Pictured: Twice Hero of the Soviet Union, Marshal V. I. Chuikov
Authentic leadership involves being self-aware and drawing from personal experience to shape one’s thoughts and activities. It requires quiet reflection on past events to learn and grow both as a person and as a leader. It is evident through his writings, military service, and civic work that Marshal Chuikov was introspective about his role as a leader. During his stellar career, Vasily Ivanovich ascended to a high military rank and position, yes—but it was a rank and a position involving consistent effort and public service built upon a foundation of years of responsibility and trust. And his work also caused him to remember past events to consider future ramifications. In his book titled From Stalingrad to Berlin, he shared the following opening thoughts:
“Memory… What a powerful force it is--you can't order it, you can't refuse it. Sometimes she resurrects before her mind's eye such pictures of what she has seen and experienced that her heart shrinks and cold sweat comes out. This happens both night and day. Sometimes I am ready to reproach myself, my heart for such a reaction to the memory of the past: after all, the reality of the current days, today's events, is far from those tests. Far away, but the memory brings you back to them--and the distant becomes close.

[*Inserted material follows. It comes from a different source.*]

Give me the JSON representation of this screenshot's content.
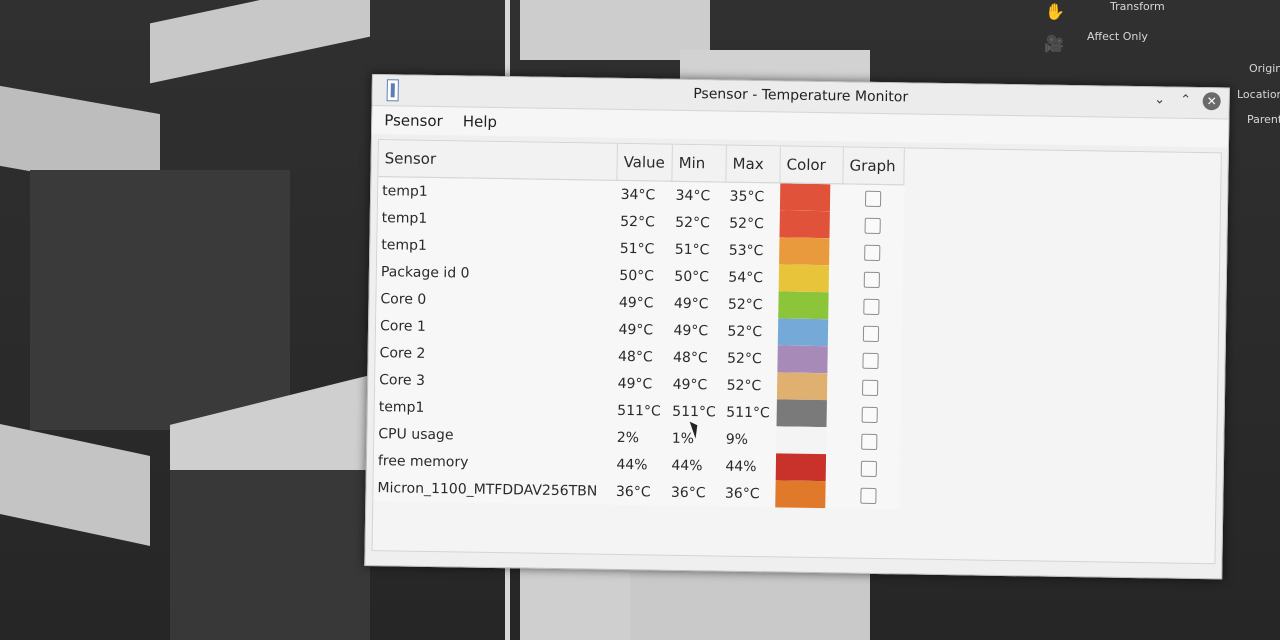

... Hundreds of dive-bombers are circling over the city, the walls of houses and factory buildings are collapsing from explosions of bombs and shells, the earth is heaving, the air is filled with the whistle of bullets and fragments, torn fittings, twisted rails of tram tracks, crushed stones, funnels, pits, and ahead, before your eyes, the top of the mound... There is the command post of the army, and you go there through the cycle of fire. You go, having received an order to lead the defense of the center and the factory district of the city. You go, forgetting about the danger, thinking about how to stop and defeat the enemy divisions that have broken through to the city.”
And in the closing paragraphs of his work titled The Fall of Berlin:
“We know and believe that the freedom-loving peoples wish to live in peace, to create, to work towards universal prosperity through peaceful labour. I am nearing three score years and ten now. I have worn a soldier’s uniform for almost fifty years, and I say with a full sense of the responsibility of my words: we, Soviet soldiers—other ranks, officers, generals, and marshals—will be the most reliable and faithful of supporters of any union of countries and peoples striving to avert war.
Reason demands that the bitter lessons of the bloody history of the last war must not be forgotten. And if men will follow the dictates of common sense, there is every reason to hope that the last world war was indeed the last" (273).